First, it requires a highly coordinated approach with Congress, which the administration has thus failed to execute on other issues. There is a danger that Congress moves ahead on its own and kills the nuclear agreement, or that it simply refuses to act at all, pushing the issue back to the executive branch and forcing the president to decide to keep waiving sanctions or reimpose them to kill the deal. The executive branch is due to renew key nuclear sanctions waivers in January, which sets up the next few months to be a time of uncertainty for Congress and the president on Iran policy.
Second, the United States’ P5+1 partners are unlikely to acquiesce to this approach. European partners have offered to discuss with the administration ways to improve the nuclear agreement with an add-on deal, but only if the current one stays in place. Meanwhile, the president’s approach is a non-starter for Russia and China. The reality is that the International Atomic Energy Agency and all U.S. partners believe that Iran continues to abide by its commitments in the JCPOA. Indeed, even many of President Trump’s security advisors, including Jim Mattis and Rex Tillerson, have acknowledged that Iran is in compliance. Spiking a deal that U.S. partners believe is working will diminish both U.S. credibility and the willingness of angry, skeptical foreign counterparts to follow U.S. leadership on Iran, and other, security issues in the future.
Finally, there is the question of the Iranian response. Iran seems likely to try and take the diplomatic high ground by staying in the agreement and isolating the United States internationally. However, there will also be domestic pressure in Iran to respond, which could lead it to retaliate with steps that begin to test the United States and the international community. Iran’s leadership has increasingly threatened this response in recent days and weeks.

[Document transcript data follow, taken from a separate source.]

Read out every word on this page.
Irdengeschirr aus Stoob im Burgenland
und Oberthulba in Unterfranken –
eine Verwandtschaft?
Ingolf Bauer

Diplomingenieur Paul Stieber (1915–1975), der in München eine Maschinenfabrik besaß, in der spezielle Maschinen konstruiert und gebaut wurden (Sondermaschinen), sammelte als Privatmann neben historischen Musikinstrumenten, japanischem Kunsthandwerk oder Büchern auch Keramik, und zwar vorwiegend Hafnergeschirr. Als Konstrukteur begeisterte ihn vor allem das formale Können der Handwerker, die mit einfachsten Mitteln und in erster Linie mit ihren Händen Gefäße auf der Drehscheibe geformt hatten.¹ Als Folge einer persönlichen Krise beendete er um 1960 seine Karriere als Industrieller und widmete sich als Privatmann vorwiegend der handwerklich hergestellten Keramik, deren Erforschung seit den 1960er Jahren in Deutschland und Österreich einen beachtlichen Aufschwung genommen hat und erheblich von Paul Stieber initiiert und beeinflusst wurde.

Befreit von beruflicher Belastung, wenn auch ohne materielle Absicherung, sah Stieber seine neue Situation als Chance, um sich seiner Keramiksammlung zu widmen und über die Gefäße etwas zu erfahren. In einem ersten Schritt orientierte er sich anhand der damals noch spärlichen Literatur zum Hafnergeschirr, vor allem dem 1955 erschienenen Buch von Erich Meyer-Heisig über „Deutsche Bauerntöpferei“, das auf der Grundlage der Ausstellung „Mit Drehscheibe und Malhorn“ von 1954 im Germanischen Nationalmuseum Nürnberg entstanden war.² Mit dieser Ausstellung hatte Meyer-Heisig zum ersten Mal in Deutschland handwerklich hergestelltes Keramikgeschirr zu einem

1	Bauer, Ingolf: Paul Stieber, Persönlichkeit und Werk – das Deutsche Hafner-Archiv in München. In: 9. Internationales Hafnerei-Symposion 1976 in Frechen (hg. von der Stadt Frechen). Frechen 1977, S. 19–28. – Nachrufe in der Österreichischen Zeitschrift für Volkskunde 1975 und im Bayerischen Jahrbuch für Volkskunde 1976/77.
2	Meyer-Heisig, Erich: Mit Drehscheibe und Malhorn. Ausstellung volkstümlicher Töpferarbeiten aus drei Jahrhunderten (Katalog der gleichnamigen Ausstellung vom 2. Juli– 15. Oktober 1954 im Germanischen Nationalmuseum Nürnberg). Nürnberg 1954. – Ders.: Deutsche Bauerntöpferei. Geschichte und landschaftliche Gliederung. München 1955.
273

The ultimate future for the Iran nuclear deal, and for U.S. policy in the region, is not clear. However, for the immediate future the focus on whether or not the JCPOA survives will shift to the U.S. Congress. The look further forward is dim for the advancement of U.S. interests: The Trump administration appears to be pursuing a strategy that is unlikely to lead to any real near-term gains and over time appears most likely to destabilize and endanger an agreement that for the past two years has successfully contained Iran’s nuclear program.